Is eating kelp good for reindeer? For now, the verdict is mixed.
On the plus side, the kelp-eating habit is evidence that the “effects of climate change may be buffered in part by behavioral plasticity and increased use of resource subsidies,” the study said. In other words, it shows reindeer have made an adjustment to the warming conditions.
It may be one in a series of adaptations on Svalbard. “This is a group that’s had a whole lot of opportunity to adapt to some of the harshest climate that we’ve had,” Welker said.
On the minus side, kelp appears to be less than ideal as reindeer food. Kelp-eating reindeer tended to have diarrhea, possibly associated with sea salt, the study said. And it is not as nutritious for the animals as are the usual tundra plants.
“It satisfies their energy needs temporarily but sacrifices their nitrogen needs,” Welker said. “It could be a bit like junk food.”
Reindeer are currently turning to kelp for “short bursts,” but longer periods might cause problems, he said.

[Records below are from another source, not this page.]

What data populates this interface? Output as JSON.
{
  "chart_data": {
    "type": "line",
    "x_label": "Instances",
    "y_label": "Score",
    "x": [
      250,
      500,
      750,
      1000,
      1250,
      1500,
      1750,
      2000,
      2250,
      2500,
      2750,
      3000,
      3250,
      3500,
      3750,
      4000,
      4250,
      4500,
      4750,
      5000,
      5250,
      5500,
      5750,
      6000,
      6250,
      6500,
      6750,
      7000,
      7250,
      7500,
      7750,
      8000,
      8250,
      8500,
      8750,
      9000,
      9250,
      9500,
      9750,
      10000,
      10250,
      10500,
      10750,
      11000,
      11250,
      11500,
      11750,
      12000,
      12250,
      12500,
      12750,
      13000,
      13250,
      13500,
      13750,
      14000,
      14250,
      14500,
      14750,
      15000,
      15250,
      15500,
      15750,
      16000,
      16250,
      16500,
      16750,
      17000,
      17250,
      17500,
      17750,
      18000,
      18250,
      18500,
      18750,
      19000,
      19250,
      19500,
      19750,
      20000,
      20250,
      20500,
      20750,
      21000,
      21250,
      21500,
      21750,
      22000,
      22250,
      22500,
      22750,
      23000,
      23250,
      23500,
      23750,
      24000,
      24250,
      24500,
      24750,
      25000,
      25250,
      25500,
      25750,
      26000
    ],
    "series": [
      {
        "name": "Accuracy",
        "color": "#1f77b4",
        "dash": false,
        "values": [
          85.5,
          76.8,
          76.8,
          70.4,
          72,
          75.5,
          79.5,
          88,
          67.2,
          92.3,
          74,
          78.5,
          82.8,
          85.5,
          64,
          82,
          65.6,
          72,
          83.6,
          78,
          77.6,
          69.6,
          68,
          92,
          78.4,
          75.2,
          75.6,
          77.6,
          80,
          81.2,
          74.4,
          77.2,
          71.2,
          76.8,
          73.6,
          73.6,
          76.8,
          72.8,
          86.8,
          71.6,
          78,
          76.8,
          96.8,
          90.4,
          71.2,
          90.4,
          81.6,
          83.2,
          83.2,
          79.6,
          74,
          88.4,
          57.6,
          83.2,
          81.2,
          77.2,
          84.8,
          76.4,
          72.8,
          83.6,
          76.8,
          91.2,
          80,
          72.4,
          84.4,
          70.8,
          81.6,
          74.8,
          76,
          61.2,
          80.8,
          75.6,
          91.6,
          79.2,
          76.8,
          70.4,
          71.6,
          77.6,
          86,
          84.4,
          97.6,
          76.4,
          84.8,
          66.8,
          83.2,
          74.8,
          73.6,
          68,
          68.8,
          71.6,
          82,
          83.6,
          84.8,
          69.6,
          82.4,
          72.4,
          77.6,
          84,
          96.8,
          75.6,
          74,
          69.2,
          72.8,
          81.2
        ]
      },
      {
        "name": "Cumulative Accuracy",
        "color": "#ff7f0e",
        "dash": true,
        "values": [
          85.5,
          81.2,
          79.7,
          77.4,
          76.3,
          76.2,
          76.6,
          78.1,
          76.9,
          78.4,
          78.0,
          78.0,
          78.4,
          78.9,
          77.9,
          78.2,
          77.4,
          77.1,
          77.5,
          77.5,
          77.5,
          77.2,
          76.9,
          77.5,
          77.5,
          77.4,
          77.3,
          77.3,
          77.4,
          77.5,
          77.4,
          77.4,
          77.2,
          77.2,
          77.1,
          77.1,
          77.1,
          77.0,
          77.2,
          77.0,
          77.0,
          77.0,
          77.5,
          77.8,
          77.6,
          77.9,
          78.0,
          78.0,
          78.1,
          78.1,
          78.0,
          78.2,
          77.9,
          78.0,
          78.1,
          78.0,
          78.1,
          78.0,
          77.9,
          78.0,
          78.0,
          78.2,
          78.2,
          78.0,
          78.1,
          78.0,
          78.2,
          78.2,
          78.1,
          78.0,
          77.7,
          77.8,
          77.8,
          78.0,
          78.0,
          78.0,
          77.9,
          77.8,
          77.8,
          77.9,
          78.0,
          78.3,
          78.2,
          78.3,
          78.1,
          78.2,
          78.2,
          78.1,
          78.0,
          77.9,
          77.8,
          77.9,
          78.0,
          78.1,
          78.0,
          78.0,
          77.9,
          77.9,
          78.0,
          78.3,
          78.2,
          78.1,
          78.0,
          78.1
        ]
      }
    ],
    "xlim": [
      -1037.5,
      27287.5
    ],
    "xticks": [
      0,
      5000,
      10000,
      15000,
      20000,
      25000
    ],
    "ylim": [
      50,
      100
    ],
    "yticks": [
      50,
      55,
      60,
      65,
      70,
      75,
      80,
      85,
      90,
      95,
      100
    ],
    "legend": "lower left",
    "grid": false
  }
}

Worldwide, populations of reindeer and caribou have dropped 56 percent since the mid-1990s, according to the 2018 Arctic Report Card released in December by the National Oceanic and Atmospheric Administration. More frequent and severe rain-on-snow events are listed as one of the probable causes of the Arctic-wide decline.
Outside of Svalbard, populations without access to kelp might also be turning to different foods when winter rains form ice barriers over the tundra. Welker and colleagues from the University of Alaska and other institutions are trying to determine what isotopes reveal about possible changes in winter grazing habits of Alaska’s Central Arctic Caribou Herd.